I’m going to be speaking at Interesting North in Sheffield in November. My talk – which is only about fifteen minutes long, if I recall right – is going to be called something like Five Things Rules Do, and, at the moment, is summarised thus:

The thing that make games Games isn’t joypads, or scores, or 3D graphics, or little bits of cardboard, or many-sided dice. It’s the rules and mechanics beating in their little clockwork hearts. That may be a somewhat dry reduction of thousands of years of fun, but my aim is to celebrate and explore the many things that games (and other systemic media) do with the rules at their foundation. And, on the way, perhaps change your mind at exactly what rules are for.

Contents subject to change, but I think it’ll be a fun one – and a great event.

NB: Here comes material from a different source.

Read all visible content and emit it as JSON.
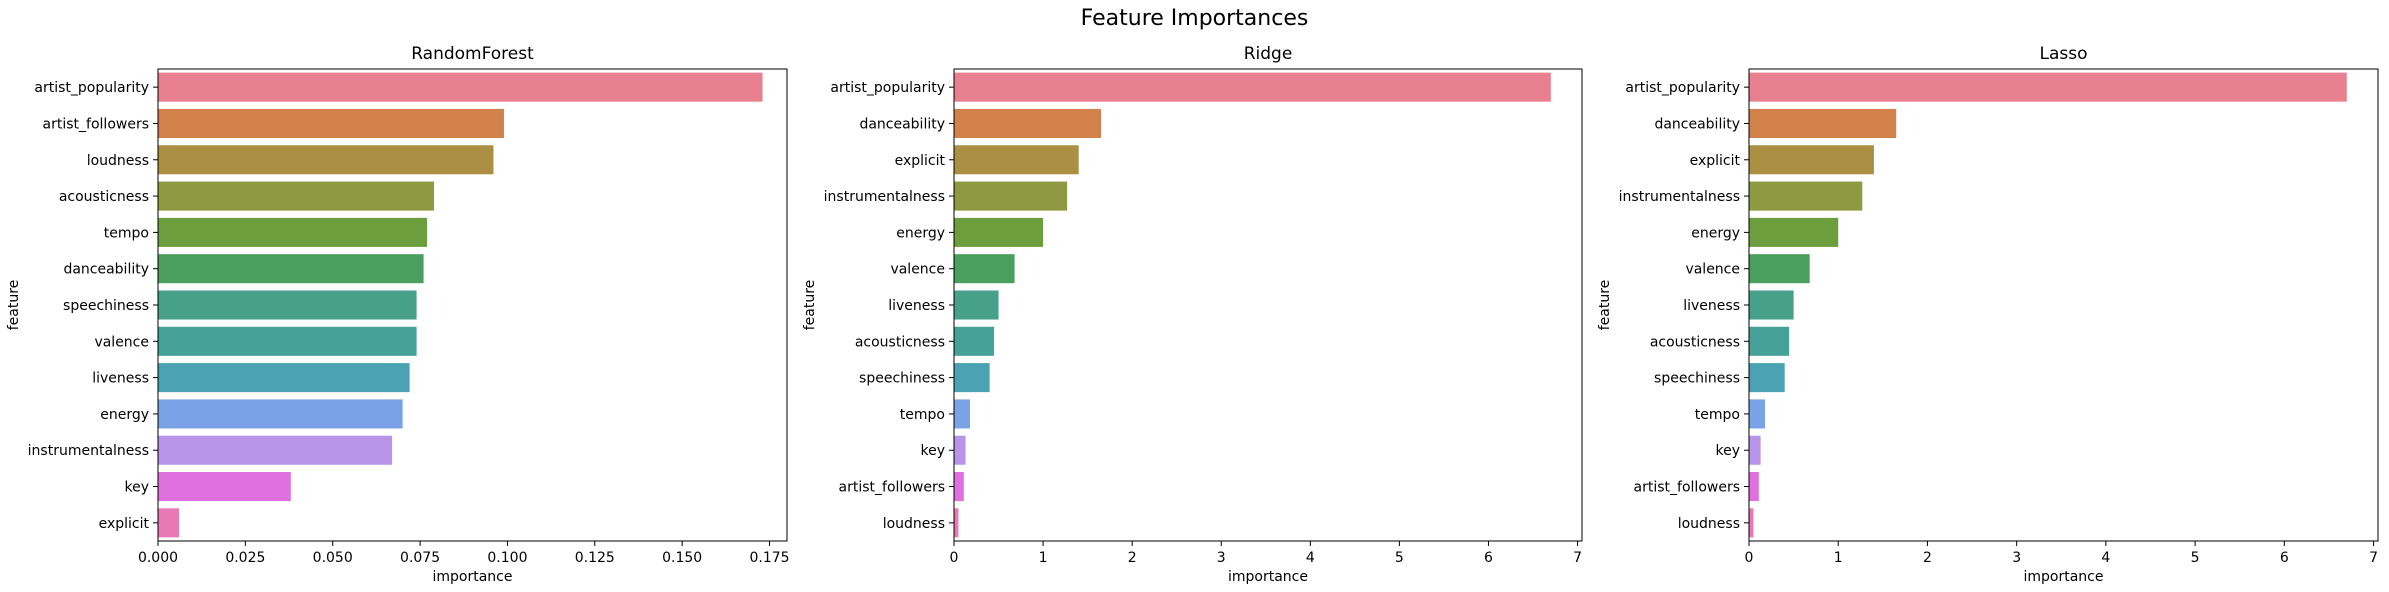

Perhaps see you there!

  • "…what Civilization provides is a story with a beginning, middle, and end, which is three times more than what you probably started with. If you play the game in particularly interesting way, then you can be rewarded with a delightful, surprising experience that you can’t help but weave into a story, inventing characters and lovers and intrigues all round. This story might tug at you so insistently that you begin to jot down notes and timelines, writing diary entries and newspaper reports of battles. Eventually, you might join all those pieces up, rewrite them, throw it all away, and rewrite it again – and then you might call yourself a storyteller." And this is one of the kinds of storytelling that games are best at: collaborative tales weaved between ruleset and player, between man and machine.
  • Wow. One to return to: a super-comprehensive look at Pac-Man, including its AI routines and collision detection.